Education

SC Supreme Court rules in favor of poor school districts

The S.C. Supreme Court has ruled that state government is not doing enough financially to guarantee a “minimally adequate” education for public school students in poor, rural areas of the state.

The court ruled 3-2 Wednesday in favor of plaintiff districts in the 21-year-old school equity suit, roughly two years after justices heard the most recent appeal in the case.

“This is an historical moment for the state of South Carolina, it truly is,” said Carl Epps, who filed the lawsuit for the school districts in 1993.

The court rejected state lawmakers’ arguments that decisions on school funding belong to the General Assembly, not the courts. Lawmakers had argued that they alone should determine what “minimally adequate” means.

Justices, however, found that the school districts must better identify solutions for their districts’ needs and work with state lawmakers on how to fix them.

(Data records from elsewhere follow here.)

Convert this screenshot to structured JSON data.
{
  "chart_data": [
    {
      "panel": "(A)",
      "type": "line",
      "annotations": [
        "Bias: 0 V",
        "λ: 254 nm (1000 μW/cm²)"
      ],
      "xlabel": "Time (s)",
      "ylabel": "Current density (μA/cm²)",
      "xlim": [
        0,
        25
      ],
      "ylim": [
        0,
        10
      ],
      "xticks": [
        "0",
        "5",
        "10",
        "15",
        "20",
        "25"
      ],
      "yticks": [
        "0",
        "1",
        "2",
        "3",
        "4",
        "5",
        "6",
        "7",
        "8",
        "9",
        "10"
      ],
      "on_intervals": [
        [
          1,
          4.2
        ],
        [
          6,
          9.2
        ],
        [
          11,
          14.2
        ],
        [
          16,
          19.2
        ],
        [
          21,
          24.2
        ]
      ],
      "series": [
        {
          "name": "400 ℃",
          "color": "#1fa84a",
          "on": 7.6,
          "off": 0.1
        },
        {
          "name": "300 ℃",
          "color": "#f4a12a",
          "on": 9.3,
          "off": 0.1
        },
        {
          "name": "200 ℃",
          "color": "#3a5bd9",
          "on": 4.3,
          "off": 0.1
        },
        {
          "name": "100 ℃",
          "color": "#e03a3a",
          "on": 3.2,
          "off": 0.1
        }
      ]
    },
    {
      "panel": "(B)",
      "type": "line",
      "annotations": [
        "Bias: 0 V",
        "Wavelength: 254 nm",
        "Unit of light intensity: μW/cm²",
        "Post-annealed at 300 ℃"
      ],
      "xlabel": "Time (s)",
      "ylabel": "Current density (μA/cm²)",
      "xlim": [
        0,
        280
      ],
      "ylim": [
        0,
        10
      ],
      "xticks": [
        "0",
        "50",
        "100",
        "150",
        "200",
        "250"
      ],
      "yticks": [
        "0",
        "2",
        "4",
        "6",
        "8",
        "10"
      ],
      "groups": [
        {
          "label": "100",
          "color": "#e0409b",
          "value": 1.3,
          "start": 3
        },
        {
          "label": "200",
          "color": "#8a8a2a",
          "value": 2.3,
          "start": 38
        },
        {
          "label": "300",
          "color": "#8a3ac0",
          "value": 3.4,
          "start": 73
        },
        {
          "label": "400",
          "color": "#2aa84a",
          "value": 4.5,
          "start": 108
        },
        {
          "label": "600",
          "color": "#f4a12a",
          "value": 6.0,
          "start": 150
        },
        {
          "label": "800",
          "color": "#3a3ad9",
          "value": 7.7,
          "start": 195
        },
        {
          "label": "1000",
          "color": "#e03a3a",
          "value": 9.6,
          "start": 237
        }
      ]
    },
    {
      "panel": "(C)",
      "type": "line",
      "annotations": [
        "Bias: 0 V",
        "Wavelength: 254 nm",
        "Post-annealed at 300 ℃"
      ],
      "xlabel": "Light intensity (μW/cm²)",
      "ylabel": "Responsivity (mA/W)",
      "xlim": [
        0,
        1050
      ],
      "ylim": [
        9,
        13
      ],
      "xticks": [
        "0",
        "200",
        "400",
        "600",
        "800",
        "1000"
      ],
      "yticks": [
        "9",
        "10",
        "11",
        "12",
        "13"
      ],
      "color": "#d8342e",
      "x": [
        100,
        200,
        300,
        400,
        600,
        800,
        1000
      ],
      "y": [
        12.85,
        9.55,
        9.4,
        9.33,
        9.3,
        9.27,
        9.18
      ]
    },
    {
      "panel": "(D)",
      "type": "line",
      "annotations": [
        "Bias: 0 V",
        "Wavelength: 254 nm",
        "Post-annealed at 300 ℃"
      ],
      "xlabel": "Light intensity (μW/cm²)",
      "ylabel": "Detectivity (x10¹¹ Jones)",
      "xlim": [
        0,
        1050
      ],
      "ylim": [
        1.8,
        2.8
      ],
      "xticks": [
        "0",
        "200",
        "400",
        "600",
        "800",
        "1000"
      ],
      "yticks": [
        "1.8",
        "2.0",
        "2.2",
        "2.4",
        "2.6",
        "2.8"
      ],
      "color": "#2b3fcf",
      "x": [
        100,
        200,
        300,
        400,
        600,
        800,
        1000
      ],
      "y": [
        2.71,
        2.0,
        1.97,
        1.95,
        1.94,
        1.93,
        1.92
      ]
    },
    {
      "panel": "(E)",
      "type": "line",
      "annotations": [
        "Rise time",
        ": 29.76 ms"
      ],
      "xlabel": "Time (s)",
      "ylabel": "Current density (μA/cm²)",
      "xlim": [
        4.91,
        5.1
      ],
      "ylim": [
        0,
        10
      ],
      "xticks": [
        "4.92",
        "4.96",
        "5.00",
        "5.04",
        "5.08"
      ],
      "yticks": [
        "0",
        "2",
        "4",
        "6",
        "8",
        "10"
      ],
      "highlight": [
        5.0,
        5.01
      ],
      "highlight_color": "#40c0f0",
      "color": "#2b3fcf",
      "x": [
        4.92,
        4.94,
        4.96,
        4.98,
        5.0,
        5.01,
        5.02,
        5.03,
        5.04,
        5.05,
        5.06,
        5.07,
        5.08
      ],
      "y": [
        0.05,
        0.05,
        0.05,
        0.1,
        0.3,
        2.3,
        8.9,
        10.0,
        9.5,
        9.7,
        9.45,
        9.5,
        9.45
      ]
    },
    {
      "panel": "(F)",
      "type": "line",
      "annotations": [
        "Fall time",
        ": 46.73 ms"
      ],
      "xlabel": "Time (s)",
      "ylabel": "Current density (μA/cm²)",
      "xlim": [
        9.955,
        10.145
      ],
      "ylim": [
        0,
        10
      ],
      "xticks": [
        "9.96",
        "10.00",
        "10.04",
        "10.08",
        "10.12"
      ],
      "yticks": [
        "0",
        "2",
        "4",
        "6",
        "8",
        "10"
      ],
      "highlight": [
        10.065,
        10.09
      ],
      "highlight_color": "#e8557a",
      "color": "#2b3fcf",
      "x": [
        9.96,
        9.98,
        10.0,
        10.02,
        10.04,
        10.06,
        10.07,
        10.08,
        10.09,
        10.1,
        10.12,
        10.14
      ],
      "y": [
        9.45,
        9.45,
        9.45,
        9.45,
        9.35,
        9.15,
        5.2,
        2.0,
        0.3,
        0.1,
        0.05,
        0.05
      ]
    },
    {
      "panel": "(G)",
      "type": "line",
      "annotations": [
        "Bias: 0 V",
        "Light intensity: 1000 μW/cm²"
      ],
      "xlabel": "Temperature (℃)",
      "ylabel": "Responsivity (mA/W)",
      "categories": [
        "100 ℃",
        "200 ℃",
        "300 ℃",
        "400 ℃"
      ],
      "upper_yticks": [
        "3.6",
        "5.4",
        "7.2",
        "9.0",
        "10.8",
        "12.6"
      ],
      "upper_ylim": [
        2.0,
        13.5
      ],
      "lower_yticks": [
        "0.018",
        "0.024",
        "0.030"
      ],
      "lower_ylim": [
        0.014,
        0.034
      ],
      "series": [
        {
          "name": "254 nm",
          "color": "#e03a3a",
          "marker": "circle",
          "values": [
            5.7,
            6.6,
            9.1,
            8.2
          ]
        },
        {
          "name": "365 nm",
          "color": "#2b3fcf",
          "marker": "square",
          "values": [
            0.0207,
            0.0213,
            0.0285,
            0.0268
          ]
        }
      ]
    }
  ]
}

Still, said Chief Justice Jean Toal, writing for the majority, state lawmakers must take the first step.

“… It is the Defendants who must take the principal initiative,” the ruling states, “as they bear the burden articulated by our State’s Constitution, and have failed in their constitutional duty to ensure that students in the Plaintiff Districts receive the requisite educational opportunity.”

Where children are born or where they live should not affect how they are educated, the court said.

“Thousands of South Carolina’s school children – the quintessential future of our state – have been denied this opportunity due to no more than historical accident.”

In 1999, the state Supreme Court ruled the education clause in South Carolina’s constitution guarantees children a “minimally adequate education” but left open questions about whether the plaintiff districts receive the kind of state financial support to fulfill that responsibility.

Joining Toal in the court’s majority were Donald Beatty and Kaye Hearn. Dissenting were Costa Pleicones and John Kittredge.

Bud Ferillo, producer and director of “Corridor of Shame: The Neglect of South Carolina’s Rural Schools,” a documentary highlighting some of the state’s poorest schools, was pleased with the court’s ruling.

“This is an unambiguous victory for all school children in South Carolina, 52 percent of whom live in poverty, far more than those when the suit was filed in 1993,” Ferillo said. “Now the struggle for compliance goes to the legislature for remedies.”

Sen. John Courson, R-Richland and chairman of the Senate Education Committee, said Wednesday he was reluctant to comment on the ruling until speaking to legislative lawyers and “some of our educator friends.”

Courson is part of a select committee looking at problems surrounding public school teachers. It’s been working through the summer and fall, he said.

“Two issues have manifested themselves: One is, we’ve got a teacher shortage and we need to address the pay equity issue compared with other states; and the other is a process of terminating an ineffective teacher. That gets to be laborious but we’re looking at that now.”

He noted the legislature goes back in session Jan. 13.

Courson added: “We just need to look at all this and put it all together.”